In December 1978, David Tran, then 33, left his home in Vietnam with 100 ounces of gold. Worth $20,000 at the time, or about $90,000 in today’s terms, the precious metal was stashed in cans of condensed milk to evade the attention of Vietnam’s Communist authorities. Tran traveled by freighter to Hong Kong, where he spent eight months at a refugee camp, then moved to Boston for six months before settling in Los Angeles.

Once in L.A., he sold a chunk of the gold and bought a 2,500-square-foot building in the city’s Chinatown. He set up his business, Huy Fong—named after the freighter he took—to make a hot sauce he called Sriracha, after a recipe originally from Thailand.

More than four decades later, Sriracha has been on Survivor, the International Space Station and dining tables worldwide. Its bottles, with their rooster logo and green squeeze cap, are in nearly one in ten U.S. kitchens, according to market research firm NPD Group. It ranks third in the $1.5 billion (revenue) American hot sauce market behind Tabasco, owned by the McIlhenny family since 1868, and Frank’s RedHot, part of publicly traded spice giant McCormick & Co.

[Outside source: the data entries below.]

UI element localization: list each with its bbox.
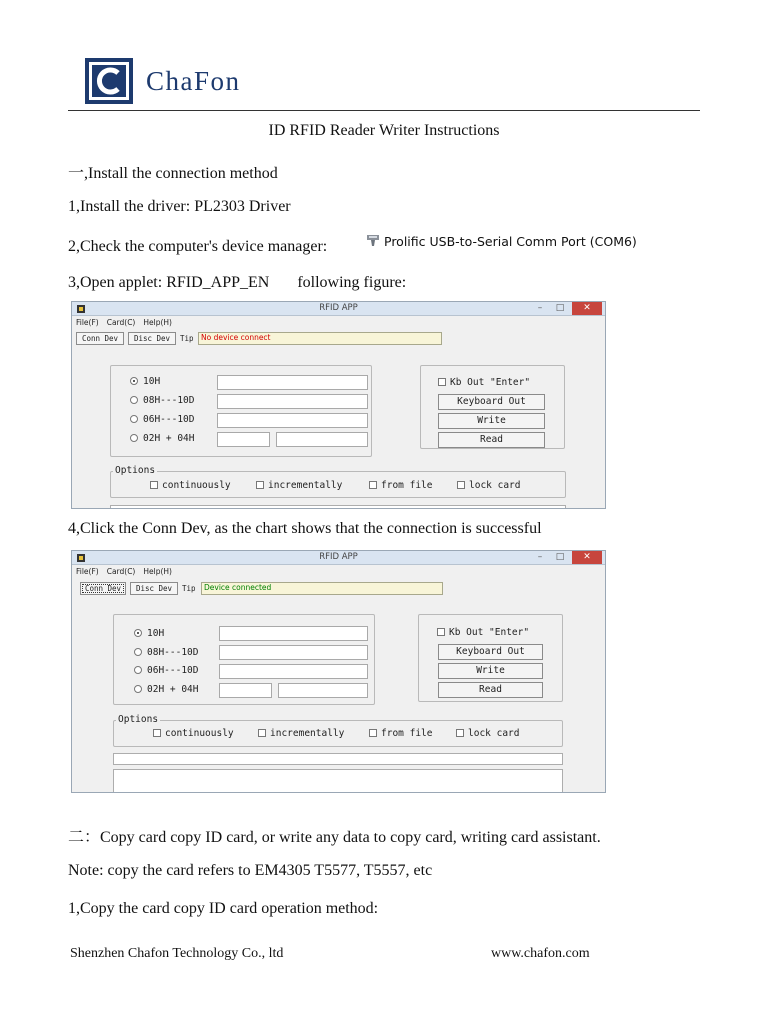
step-2-text: 2,Check the computer's device manager:: [68, 238, 328, 255]
menu-help[interactable]: Help(H): [143, 567, 172, 576]
menu-bar: [76, 318, 180, 327]
footer-website[interactable]: www.chafon.com: [491, 946, 590, 961]
checkbox-icon: [150, 481, 158, 489]
title-bar: [72, 302, 605, 316]
menu-file[interactable]: File(F): [76, 318, 99, 327]
radio-08h-10d[interactable]: 08H---10D: [134, 647, 198, 658]
field-02h[interactable]: [217, 432, 270, 447]
window-title: RFID APP: [319, 552, 358, 562]
usb-port-icon: [366, 234, 380, 248]
field-10h[interactable]: [217, 375, 368, 390]
window-title: RFID APP: [319, 303, 358, 313]
field-02h[interactable]: [219, 683, 272, 698]
option-continuously[interactable]: continuously: [153, 728, 234, 739]
output-box: [113, 769, 563, 793]
document-title: ID RFID Reader Writer Instructions: [268, 122, 500, 139]
menu-card[interactable]: Card(C): [106, 567, 136, 576]
tip-label: Tip: [182, 584, 196, 593]
maximize-button[interactable]: □: [555, 303, 565, 313]
checkbox-icon: [438, 378, 446, 386]
close-button[interactable]: ✕: [572, 302, 602, 315]
checkbox-icon: [256, 481, 264, 489]
app-window-connected: [71, 550, 606, 793]
maximize-button[interactable]: □: [555, 552, 565, 562]
radio-02h-04h[interactable]: 02H + 04H: [130, 433, 194, 444]
header-rule: [68, 110, 700, 111]
step-3-applet: 3,Open applet: RFID_APP_EN: [68, 274, 270, 291]
app-window-disconnected: [71, 301, 606, 509]
minimize-button[interactable]: –: [537, 303, 543, 313]
checkbox-icon: [153, 729, 161, 737]
disc-dev-button[interactable]: Disc Dev: [128, 332, 176, 345]
kb-out-enter-checkbox[interactable]: Kb Out "Enter": [437, 627, 529, 638]
field-08h-10d[interactable]: [217, 394, 368, 409]
menu-bar: [76, 567, 180, 576]
checkbox-icon: [369, 481, 377, 489]
menu-help[interactable]: Help(H): [143, 318, 172, 327]
checkbox-icon: [456, 729, 464, 737]
options-legend: Options: [115, 465, 156, 476]
field-04h[interactable]: [278, 683, 368, 698]
minimize-button[interactable]: –: [537, 552, 543, 562]
option-lock-card[interactable]: lock card: [457, 480, 520, 491]
device-port-name: Prolific USB-to-Serial Comm Port (COM6): [384, 234, 637, 249]
checkbox-icon: [457, 481, 465, 489]
radio-08h-10d[interactable]: 08H---10D: [130, 395, 194, 406]
status-line-box: [113, 753, 563, 765]
disc-dev-button[interactable]: Disc Dev: [130, 582, 178, 595]
radio-icon: [130, 396, 138, 404]
radio-selected-icon: [130, 377, 138, 385]
field-04h[interactable]: [276, 432, 368, 447]
option-from-file[interactable]: from file: [369, 728, 432, 739]
radio-icon: [134, 648, 142, 656]
write-button[interactable]: Write: [438, 663, 543, 679]
option-from-file[interactable]: from file: [369, 480, 432, 491]
device-manager-entry: [366, 234, 637, 249]
radio-icon: [130, 434, 138, 442]
option-continuously[interactable]: continuously: [150, 480, 231, 491]
option-incrementally[interactable]: incrementally: [258, 728, 344, 739]
tip-label: Tip: [180, 334, 194, 343]
close-button[interactable]: ✕: [572, 551, 602, 564]
output-box: [110, 505, 566, 509]
status-message: Device connected: [201, 582, 443, 595]
field-06h-10d[interactable]: [219, 664, 368, 679]
menu-card[interactable]: Card(C): [106, 318, 136, 327]
checkbox-icon: [258, 729, 266, 737]
radio-06h-10d[interactable]: 06H---10D: [134, 665, 198, 676]
radio-10h[interactable]: 10H: [130, 376, 160, 387]
radio-06h-10d[interactable]: 06H---10D: [130, 414, 194, 425]
keyboard-out-button[interactable]: Keyboard Out: [438, 394, 545, 410]
kb-out-enter-checkbox[interactable]: Kb Out "Enter": [438, 377, 530, 388]
radio-selected-icon: [134, 629, 142, 637]
brand-name: ChaFon: [146, 66, 241, 96]
radio-10h[interactable]: 10H: [134, 628, 164, 639]
conn-dev-button[interactable]: Conn Dev: [76, 332, 124, 345]
radio-icon: [134, 685, 142, 693]
field-08h-10d[interactable]: [219, 645, 368, 660]
checkbox-icon: [437, 628, 445, 636]
status-message: No device connect: [198, 332, 442, 345]
step-3-text: [68, 274, 406, 292]
step-3-figure: following figure:: [297, 274, 407, 291]
checkbox-icon: [369, 729, 377, 737]
radio-02h-04h[interactable]: 02H + 04H: [134, 684, 198, 695]
read-button[interactable]: Read: [438, 432, 545, 448]
option-lock-card[interactable]: lock card: [456, 728, 519, 739]
write-button[interactable]: Write: [438, 413, 545, 429]
keyboard-out-button[interactable]: Keyboard Out: [438, 644, 543, 660]
title-bar: [72, 551, 605, 565]
option-incrementally[interactable]: incrementally: [256, 480, 342, 491]
footer-company: Shenzhen Chafon Technology Co., ltd: [70, 946, 284, 961]
field-06h-10d[interactable]: [217, 413, 368, 428]
note-text: Note: copy the card refers to EM4305 T5577, T5557, etc: [68, 862, 433, 879]
conn-dev-button[interactable]: Conn Dev: [80, 582, 126, 595]
copy-method-text: 1,Copy the card copy ID card operation method:: [68, 900, 379, 917]
field-10h[interactable]: [219, 626, 368, 641]
chafon-logo-icon: [84, 57, 134, 105]
radio-icon: [130, 415, 138, 423]
read-button[interactable]: Read: [438, 682, 543, 698]
radio-icon: [134, 666, 142, 674]
section-1-heading: 一,Install the connection method: [68, 165, 278, 182]
step-4-text: 4,Click the Conn Dev, as the chart shows that the connection is successful: [68, 520, 542, 537]
options-legend: Options: [118, 714, 159, 725]
menu-file[interactable]: File(F): [76, 567, 99, 576]
section-2-heading: 二：Copy card copy ID card, or write any data to copy card, writing card assistant.: [68, 829, 601, 846]
step-1-text: 1,Install the driver: PL2303 Driver: [68, 198, 291, 215]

Today Huy Fong is worth $1 billion, based on estimated sales of $131 million in 2020, according to research firm IBISWorld. That makes Tran, 77, who owns the entire company, the nation’s only hot sauce billionaire. And while some of Sriracha’s competitors have been snapped up in recent years—McCormick purchased Mexican hot sauce brand Cholula for $800 million in November 2020—Tran has no plans to sell. He intends to pass the business on to his two children—William, 47 and Yassie, 41—both of whom work there.